Keb’s Personal Log, 50903.29

 

Her reflection haunted her, even hours later on the small Romulan craft. She knew that the human-romulan resemblance was close enough that the changes in her appearance were actually fairly mild compared with much of the crew’s, but the adjustment was still difficult. Intellectually, Keb knew that it was all reversible, and that the pointy ears and eyebrows were only a few minutes in sick bay away from being back to normal. It should have felt like Halloween back home, or like a costume for a holodeck program. It didn’t.

 

The biggest problem, she decided, wasn’t that she looked different, but that she looked like everyone else. There was a strange sameness to the crew on the Romulan ship; instead of just matching uniforms, they had matching species markers. It felt eerie after years of living with a healthy Federation mix of peoples. Somehow it made her almost more aware of the differences between her crewmates, because she was focusing on what wasn’t there.

 

Beran, for example: she had giggled at first when she saw his new Romulan look, but now it didn’t seem quite as funny. It made him look more human, but somehow it took away the quirky things that made him more interesting to look at. If she hadn’t been with him when he finished his surgery, she wouldn’t even have recognized him.
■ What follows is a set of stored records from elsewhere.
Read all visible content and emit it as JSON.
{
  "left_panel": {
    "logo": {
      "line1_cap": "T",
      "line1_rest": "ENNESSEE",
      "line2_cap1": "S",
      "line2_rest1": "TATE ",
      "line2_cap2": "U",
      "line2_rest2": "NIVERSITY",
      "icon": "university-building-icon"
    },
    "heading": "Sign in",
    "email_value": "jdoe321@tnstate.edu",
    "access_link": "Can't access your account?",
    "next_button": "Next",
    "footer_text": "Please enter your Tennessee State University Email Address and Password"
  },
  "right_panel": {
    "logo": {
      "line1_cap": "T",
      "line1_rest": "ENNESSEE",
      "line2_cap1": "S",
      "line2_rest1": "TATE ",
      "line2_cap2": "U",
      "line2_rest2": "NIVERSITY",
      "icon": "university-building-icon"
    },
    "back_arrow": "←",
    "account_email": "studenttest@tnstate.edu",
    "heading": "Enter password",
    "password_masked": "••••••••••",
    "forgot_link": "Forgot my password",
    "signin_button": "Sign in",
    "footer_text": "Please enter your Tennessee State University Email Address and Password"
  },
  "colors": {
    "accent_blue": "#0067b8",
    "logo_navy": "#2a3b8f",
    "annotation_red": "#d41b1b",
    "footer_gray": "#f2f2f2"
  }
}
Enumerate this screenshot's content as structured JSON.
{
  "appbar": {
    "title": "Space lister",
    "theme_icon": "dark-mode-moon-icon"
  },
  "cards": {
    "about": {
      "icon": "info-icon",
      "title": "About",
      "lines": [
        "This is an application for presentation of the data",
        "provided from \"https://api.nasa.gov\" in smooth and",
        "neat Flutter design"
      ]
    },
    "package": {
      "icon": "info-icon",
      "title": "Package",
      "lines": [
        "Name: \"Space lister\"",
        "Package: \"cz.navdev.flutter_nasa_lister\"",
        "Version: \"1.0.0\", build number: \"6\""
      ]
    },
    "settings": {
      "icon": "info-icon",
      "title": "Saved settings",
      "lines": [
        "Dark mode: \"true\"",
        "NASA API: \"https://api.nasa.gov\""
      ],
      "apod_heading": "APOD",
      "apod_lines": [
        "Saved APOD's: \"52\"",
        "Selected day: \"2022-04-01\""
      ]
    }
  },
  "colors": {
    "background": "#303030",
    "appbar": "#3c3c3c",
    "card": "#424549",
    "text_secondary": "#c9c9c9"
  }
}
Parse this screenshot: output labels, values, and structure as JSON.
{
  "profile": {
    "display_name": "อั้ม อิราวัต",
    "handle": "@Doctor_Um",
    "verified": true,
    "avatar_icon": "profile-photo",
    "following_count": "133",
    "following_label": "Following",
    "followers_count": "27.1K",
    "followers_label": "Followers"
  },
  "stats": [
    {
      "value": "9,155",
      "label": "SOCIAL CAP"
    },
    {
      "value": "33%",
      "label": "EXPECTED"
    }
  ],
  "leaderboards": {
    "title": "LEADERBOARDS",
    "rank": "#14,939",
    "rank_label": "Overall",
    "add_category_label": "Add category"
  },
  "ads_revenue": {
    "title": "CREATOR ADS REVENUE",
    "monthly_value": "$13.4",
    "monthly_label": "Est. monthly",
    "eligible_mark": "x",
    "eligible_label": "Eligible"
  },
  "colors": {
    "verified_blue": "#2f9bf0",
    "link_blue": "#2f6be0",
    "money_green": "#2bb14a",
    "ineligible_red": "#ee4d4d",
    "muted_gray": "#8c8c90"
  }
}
How strange not to recognize someone you love! The only thing in his appearance that was truly the same was his height. Even his eyes, with the new eyebrows, didn’t look quite like Beran’s eyes. If the eyes were the window to the soul—did he still have the same soul?

 

For that matter, did Keb? It was easy to dismiss the idea that one’s soul was in the tips of one’s ears or the shape of one’s brow, but it wasn’t Keb Mizu who had been looking back at her from the mirror before they left. I’m not going to lose myself, Keb commanded herself silently. I’m still me, inside. At the helm of a Romulan craft…

 

The Romulan ship, filled with Romulan-flavored Manticore crew, carefully and quietly made its way to the Romulan homeworld. The controls, which had at first been confusing, started to feel familiar as the hours passed. Romulan words were tested between the crew members, and Keb tried to remind herself that she was actually Centurion Vrena, born on the homeworld. She ran through the details of her cover’s life again in her head, while the ship was flying through fairly empty space. For a moment, here or there, the illusion was complete.

 

The trouble was that the whole time, that frightened voice inside was protesting. I don’t want to die as Vrena. I’m Keb! I was born on Earth! I’ve never even been to Romulus! As soon as they got back, she was going to be first in line to have her surgery reversed. Being someone else was a lot more fun when you could simply remove the mask and be yourself again, entirely, inside and out. It was also a lot more fun when you weren’t light years deep in enemy territory, of course.